All of the auctions will settle on Aug. 15.

The Treasury has been gradually lengthening the average maturity of the securities it issues—to almost 62 months in July from about 49 months in late 2008, after the government flooded the market with shorter-term Treasury bills during the financial crisis.

"Irrespective of anything or any discussion about ratings agencies our intention is to continue on that path," Ms. Miller said.

During the current quarter, the Treasury will meet the balance of its financing requirements with regular weekly bill auctions, monthly security auctions, and Treasury inflation-protected securities, or TIPS, auctions. The Treasury said it expects to modestly decrease nominal coupon issuance in coming months.

It also said it expects to provide more guidance in November about TIPS issuance in 2012.

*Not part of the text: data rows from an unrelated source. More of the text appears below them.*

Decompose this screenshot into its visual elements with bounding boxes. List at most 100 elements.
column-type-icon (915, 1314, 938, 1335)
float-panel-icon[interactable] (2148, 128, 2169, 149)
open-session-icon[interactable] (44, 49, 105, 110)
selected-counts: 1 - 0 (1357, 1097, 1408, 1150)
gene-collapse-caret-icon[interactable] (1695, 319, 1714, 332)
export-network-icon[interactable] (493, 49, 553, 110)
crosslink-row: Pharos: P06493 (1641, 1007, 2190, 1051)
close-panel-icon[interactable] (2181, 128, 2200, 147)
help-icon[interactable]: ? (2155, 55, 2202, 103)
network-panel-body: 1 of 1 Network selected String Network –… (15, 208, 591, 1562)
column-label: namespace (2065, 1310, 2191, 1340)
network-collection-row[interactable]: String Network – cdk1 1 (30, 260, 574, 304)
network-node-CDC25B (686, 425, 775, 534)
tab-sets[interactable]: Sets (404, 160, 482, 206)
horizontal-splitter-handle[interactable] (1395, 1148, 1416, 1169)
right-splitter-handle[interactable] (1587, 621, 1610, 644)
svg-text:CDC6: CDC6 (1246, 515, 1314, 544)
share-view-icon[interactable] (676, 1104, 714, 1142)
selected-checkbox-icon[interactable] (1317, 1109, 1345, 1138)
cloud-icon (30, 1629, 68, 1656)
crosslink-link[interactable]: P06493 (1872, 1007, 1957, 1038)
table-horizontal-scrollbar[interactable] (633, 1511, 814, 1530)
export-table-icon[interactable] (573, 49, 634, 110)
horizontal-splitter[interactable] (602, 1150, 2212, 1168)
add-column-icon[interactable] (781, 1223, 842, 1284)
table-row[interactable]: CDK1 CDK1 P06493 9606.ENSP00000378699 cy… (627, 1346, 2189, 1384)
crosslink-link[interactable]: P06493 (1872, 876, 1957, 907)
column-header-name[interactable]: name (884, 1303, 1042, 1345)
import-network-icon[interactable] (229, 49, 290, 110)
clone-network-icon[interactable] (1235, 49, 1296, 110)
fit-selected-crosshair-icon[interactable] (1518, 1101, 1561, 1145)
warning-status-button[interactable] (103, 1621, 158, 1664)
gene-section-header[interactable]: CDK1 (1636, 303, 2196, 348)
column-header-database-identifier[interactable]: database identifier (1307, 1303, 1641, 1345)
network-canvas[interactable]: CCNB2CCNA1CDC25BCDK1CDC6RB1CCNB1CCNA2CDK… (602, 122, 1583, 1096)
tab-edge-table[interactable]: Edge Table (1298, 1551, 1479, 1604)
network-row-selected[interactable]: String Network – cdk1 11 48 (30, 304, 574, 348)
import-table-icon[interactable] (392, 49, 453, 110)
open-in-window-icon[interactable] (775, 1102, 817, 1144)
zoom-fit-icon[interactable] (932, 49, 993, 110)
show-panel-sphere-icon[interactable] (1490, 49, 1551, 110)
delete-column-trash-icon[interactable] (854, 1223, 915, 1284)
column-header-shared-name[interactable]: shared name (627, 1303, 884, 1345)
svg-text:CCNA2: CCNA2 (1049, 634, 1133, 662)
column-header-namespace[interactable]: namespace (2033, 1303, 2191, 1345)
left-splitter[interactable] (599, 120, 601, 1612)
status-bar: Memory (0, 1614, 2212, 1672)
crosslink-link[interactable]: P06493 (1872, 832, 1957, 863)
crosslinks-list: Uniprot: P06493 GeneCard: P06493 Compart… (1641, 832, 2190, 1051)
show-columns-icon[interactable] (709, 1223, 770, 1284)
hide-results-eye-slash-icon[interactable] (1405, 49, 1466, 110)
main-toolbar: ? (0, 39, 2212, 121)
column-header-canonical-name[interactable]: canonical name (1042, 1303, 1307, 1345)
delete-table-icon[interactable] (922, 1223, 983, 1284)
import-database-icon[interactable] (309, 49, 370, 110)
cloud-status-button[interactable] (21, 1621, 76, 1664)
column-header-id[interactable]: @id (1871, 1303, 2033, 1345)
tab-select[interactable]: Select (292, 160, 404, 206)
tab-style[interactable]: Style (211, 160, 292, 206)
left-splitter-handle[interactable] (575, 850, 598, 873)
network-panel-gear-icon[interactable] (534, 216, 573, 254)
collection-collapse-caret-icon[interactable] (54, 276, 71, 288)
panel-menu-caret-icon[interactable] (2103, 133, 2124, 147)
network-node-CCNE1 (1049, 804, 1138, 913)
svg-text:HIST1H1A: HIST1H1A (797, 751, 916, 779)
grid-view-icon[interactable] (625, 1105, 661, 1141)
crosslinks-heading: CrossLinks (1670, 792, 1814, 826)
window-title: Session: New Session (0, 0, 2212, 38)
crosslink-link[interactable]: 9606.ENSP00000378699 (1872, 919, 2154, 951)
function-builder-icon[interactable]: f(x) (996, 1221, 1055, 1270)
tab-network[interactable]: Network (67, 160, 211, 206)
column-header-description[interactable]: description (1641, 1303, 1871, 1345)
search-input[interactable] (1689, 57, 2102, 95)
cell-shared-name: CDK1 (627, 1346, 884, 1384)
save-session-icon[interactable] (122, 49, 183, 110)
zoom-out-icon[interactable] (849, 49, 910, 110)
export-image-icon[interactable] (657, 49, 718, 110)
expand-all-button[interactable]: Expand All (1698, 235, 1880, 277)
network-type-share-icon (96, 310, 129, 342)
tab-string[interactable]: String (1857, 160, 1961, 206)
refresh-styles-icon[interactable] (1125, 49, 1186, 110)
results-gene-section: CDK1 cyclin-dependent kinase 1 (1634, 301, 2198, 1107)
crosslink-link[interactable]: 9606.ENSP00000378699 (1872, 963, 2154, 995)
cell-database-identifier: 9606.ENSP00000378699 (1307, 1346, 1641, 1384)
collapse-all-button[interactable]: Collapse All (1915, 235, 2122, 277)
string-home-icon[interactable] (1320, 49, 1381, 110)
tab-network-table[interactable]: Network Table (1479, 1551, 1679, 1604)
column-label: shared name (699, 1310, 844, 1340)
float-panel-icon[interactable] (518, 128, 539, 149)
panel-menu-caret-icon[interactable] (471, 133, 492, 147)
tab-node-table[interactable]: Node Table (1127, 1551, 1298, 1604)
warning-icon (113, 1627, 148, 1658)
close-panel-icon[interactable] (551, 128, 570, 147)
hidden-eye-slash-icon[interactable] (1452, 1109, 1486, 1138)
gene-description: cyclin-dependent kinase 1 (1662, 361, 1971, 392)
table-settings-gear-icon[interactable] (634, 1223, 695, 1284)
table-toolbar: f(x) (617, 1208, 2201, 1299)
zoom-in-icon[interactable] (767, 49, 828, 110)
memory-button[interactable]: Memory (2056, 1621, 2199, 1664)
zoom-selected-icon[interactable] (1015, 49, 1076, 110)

Next week's auctions of long-term debt will refund $24.4 billion of maturing securities and raise $47.6 billion of new cash, the Treasury said.

On Monday, the Treasury estimated it expects to borrow $331 billion this quarter. For the next quarter, October through December, the Treasury expects to borrow $285 billion.

The agency wouldn't have been able to issue new debt if Congress hadn't agreed to raise the debt ceiling.